The Silver Bullet Syndrome to Sabotage Paradigm
The core issue isn’t technical—it’s behavioural. Faced with complexity, insecure leaders default to "silver bullet" fixes: vendor-led solutions, flashy platforms, and cosmetic metrics that mask deeper dysfunction. These are not strategies; they are shortcuts. As leadership churn increases, so does organisational amnesia. Long-term value is sacrificed for short-term optics. Strategy drifts. Trust erodes. Talent flees.
And when transformation efforts start surfacing uncomfortable truths—about systems, silos, or leadership behaviours—many organisations engage in digital sabotage. High-performing teams are disbanded. Metrics are rewritten. Blame is redirected. The transformation stalls—not because the tech failed, but because the culture never changed.
5. Institutional Betrayal
When institutions suppress the digital transformation needs and change-truth to preserve legacy power, they betray the very people tasked with transformation. This betrayal erodes trust, morale, and the institutional capacity to evolve, often signalling the collapse of digital credibility. Dr. Jennifer Freyd’s research shows how betrayal trauma corrodes trust from the inside. In digital strategy, this plays out as disbanded programmes, buried reports, and vanished accountability. Transformation isn’t killed by complexity—it’s killed by a form of transformative cowardice.
6. Triple Loop Strategy – A Mindset Shift
To escape this cycle, organisations must stop chasing tools and start transforming how they think. Enter Triple Loop Strategy—a behavioural, system-aware, purpose-led framework that redefines not just what organisations do, but how they learn, lead, and adapt.
Single loop is task-driven: Did we do what we planned?
Double loop is assumption-driven: Are we solving the right problem?
Triple loop is value-driven: Why do we exist, and how do we evolve in real-time?
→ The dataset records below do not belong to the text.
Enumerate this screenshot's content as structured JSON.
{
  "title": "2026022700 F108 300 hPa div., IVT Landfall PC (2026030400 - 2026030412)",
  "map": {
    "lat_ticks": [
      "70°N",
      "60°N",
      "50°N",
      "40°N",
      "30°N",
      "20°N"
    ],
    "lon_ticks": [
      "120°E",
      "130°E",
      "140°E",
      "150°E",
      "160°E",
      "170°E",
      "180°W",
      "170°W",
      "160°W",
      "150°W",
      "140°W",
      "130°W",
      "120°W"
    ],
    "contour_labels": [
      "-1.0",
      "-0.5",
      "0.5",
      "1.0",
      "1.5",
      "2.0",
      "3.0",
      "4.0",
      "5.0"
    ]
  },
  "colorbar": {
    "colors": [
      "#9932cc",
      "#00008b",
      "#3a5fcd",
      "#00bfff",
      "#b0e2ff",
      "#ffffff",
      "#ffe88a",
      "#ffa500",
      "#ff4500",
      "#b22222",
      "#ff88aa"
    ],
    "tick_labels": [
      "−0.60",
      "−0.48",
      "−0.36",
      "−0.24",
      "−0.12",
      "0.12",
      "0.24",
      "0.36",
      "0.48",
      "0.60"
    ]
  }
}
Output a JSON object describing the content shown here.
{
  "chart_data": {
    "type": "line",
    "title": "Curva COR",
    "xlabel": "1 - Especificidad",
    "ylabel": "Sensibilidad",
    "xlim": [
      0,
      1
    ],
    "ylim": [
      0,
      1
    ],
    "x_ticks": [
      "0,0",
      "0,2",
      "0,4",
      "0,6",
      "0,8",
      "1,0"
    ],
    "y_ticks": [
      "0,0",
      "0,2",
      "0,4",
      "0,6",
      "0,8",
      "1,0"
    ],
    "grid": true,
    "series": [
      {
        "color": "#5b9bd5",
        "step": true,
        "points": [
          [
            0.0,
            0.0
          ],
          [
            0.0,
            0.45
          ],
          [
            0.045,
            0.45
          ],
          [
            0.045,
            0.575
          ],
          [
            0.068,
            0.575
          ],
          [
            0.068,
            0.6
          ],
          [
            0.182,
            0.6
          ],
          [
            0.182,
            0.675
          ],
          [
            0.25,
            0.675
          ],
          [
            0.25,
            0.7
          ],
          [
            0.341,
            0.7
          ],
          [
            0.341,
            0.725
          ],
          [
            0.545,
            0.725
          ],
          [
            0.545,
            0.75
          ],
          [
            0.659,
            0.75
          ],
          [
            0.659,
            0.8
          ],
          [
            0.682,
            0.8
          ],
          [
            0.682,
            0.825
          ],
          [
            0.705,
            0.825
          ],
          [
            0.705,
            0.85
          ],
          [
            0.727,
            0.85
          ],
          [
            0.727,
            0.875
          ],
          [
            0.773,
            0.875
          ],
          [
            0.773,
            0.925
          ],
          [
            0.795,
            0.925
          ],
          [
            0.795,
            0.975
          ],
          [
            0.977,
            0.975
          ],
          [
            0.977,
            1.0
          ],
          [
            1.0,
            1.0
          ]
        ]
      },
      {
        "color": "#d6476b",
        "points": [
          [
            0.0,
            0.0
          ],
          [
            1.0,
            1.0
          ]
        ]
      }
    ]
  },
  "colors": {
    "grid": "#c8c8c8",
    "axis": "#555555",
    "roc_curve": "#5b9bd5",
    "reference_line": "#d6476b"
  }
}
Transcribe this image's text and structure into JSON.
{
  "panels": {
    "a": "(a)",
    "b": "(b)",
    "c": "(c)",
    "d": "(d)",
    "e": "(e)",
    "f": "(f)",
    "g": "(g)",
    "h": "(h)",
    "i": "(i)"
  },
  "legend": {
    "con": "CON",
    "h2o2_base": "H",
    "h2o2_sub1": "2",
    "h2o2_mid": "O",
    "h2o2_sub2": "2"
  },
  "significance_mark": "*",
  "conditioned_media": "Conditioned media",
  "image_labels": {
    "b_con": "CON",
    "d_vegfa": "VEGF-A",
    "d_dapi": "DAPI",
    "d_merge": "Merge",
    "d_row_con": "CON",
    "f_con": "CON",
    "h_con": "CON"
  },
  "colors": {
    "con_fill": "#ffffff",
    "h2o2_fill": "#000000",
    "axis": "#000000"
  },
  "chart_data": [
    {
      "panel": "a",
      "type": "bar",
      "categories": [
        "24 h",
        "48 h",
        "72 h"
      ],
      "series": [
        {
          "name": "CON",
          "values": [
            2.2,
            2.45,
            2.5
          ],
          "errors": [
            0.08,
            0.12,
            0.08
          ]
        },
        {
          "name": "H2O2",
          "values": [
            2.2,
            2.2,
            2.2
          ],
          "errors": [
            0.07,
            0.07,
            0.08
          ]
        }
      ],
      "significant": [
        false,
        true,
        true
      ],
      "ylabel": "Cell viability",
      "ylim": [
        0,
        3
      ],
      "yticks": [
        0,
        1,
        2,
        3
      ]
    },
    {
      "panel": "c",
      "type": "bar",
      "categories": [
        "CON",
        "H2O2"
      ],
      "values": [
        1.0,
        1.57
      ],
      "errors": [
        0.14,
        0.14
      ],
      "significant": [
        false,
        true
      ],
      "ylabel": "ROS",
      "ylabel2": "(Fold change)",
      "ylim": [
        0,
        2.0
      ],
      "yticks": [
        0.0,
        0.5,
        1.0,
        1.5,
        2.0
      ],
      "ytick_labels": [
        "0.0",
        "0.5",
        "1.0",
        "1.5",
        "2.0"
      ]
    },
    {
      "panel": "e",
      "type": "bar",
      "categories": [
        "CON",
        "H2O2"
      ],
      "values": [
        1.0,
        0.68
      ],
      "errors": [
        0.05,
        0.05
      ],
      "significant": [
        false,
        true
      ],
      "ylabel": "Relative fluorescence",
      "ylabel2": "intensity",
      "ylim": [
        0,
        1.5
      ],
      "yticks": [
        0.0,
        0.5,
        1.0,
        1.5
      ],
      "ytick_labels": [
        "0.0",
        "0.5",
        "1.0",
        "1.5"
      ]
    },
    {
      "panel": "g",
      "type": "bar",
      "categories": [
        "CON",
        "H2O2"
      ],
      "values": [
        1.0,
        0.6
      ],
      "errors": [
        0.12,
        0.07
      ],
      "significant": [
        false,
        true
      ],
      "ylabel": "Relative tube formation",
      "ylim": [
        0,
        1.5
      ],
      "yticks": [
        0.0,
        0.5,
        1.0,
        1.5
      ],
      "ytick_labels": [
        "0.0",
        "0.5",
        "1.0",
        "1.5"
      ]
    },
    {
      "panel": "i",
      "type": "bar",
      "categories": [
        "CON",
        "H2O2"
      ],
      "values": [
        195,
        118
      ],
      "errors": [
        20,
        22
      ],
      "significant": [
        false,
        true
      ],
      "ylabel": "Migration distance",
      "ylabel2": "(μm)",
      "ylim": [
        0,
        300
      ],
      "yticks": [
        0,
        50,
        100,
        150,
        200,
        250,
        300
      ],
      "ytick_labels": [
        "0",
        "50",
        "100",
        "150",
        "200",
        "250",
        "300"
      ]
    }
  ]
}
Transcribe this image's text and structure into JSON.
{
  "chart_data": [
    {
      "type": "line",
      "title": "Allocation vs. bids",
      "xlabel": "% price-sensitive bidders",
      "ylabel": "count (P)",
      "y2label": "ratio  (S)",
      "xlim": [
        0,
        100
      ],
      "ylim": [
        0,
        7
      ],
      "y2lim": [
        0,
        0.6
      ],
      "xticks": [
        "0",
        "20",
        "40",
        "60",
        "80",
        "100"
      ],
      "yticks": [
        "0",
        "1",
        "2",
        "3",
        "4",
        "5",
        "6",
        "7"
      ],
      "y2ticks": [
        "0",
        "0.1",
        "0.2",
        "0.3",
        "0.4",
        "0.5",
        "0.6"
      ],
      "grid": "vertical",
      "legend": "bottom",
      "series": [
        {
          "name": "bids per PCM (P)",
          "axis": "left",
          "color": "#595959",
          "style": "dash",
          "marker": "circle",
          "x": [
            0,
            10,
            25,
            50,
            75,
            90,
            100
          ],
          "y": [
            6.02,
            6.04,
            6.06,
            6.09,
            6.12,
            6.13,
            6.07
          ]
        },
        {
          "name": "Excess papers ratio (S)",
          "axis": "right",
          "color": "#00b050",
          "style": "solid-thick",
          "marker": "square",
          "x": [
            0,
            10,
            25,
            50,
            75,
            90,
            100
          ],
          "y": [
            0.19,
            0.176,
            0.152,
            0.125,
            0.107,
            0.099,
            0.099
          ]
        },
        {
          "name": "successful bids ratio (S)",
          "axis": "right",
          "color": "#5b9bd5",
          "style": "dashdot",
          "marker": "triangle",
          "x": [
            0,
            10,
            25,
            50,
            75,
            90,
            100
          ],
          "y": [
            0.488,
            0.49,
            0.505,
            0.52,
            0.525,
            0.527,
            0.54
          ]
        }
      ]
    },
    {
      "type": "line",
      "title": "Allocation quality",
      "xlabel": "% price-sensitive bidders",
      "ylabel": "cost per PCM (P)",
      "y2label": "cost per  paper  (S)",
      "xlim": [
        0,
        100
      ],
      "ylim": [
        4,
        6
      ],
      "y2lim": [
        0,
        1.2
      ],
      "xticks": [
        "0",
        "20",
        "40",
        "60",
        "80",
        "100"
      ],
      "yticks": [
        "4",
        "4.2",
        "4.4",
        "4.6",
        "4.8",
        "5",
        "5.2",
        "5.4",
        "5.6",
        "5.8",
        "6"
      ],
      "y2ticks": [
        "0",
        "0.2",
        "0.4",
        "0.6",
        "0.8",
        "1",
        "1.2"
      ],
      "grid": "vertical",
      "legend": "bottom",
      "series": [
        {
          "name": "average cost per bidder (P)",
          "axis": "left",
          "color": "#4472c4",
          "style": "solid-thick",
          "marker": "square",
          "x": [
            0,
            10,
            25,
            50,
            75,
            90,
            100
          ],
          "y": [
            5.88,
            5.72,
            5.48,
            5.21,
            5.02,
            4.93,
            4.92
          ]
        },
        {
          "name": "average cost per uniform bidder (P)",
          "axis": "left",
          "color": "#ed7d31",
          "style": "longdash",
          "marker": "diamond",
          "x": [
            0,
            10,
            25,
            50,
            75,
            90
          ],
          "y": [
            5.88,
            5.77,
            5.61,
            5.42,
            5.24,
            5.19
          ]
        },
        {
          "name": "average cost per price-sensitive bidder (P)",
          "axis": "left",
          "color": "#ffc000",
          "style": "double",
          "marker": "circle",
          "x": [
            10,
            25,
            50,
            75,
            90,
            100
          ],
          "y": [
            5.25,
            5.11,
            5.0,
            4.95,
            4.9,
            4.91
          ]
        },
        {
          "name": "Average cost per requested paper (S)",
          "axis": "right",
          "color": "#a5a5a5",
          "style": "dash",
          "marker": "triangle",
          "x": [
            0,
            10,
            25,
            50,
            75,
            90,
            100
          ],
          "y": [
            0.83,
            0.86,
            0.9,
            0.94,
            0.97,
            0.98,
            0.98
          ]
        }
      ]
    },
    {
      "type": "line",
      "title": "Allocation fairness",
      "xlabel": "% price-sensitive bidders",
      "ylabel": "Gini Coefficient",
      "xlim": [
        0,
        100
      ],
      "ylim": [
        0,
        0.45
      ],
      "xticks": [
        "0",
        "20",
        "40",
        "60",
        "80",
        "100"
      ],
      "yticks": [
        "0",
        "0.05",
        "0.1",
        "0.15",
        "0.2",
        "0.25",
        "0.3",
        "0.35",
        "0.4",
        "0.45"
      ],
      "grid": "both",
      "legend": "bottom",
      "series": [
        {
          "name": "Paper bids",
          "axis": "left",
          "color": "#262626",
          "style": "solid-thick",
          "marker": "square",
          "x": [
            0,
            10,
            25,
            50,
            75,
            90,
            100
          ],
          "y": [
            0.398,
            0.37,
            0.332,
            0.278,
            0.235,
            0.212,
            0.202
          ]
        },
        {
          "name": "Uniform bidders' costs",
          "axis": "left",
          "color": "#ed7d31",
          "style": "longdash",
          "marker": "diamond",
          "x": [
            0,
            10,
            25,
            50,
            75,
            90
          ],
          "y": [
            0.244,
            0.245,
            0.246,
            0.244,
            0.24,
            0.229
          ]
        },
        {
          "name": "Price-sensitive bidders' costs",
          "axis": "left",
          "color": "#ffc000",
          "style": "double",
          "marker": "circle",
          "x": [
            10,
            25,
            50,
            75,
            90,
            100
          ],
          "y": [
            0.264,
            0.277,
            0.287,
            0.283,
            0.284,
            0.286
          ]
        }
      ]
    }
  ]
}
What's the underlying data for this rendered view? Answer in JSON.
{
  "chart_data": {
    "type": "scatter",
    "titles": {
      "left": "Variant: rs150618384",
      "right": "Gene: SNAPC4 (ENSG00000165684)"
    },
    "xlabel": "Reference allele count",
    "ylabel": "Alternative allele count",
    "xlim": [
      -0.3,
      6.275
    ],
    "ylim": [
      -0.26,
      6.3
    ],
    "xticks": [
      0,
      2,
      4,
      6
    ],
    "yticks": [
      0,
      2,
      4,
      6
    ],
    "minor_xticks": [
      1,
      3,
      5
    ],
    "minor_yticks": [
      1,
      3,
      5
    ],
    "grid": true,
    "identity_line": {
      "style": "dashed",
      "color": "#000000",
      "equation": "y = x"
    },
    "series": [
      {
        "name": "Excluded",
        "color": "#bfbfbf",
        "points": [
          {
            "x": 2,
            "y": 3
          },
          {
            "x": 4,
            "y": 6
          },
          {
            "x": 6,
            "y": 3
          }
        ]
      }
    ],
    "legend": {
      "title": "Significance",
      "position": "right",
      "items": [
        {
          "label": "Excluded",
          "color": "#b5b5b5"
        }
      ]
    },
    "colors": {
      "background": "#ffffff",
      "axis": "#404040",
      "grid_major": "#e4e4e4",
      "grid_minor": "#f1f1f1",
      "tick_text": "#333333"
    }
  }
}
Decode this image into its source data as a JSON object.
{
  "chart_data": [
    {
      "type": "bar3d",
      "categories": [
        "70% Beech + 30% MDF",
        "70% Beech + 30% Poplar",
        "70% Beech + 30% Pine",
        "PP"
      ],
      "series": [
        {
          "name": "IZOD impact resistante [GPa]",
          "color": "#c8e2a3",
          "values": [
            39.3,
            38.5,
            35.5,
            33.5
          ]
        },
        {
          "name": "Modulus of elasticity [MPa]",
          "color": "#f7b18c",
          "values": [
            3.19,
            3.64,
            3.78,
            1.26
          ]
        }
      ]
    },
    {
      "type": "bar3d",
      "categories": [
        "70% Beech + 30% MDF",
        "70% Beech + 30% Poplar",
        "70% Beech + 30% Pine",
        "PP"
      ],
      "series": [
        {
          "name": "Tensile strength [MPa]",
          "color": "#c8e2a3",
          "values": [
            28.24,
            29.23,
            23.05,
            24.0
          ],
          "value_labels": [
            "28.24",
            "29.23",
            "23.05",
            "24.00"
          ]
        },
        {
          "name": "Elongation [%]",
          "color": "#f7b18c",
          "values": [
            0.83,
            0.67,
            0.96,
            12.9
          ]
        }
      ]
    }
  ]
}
Triple loop strategy demands transparency, humility, and courage. Leaders become stewards—not sponsors—of transformation. Strategy becomes co-created, adaptive, and anchored in social value. Change is no longer a project—it’s a way of being.
7. Back to the Future
While surface metrics may show marginal gains over 30 years, deep-rooted strategic drift still dominates. Thus, in a world of AI, automation, and systemic disruption, linear planning and reactive strategy are obsolete. Organisations clinging to old models will face:
Chronic strategic drift
Talent loss
Irrelevance in their ecosystems
Loss of public trust
But those who embrace triple loop thinking—who build feedback-rich, human-centred, learning organisations—will not only survive. They will shape what comes next.
The Future Starts with Mindset
The difference between a decaying institution and a regenerative one is not technology—it’s mindset. Triple loop strategy is the architecture for meaningful, lasting transformation. It’s how organisations realign purpose with behaviour, adapt with integrity, and lead with moral courage. If digital strategy is to become a legacy—not a liability—it must move beyond platforms and dashboards. It must become a human sport again. One built on truth, reflection, and the courage to lead from within including those needing to transform themselves before they can be tasked to transform their organisation.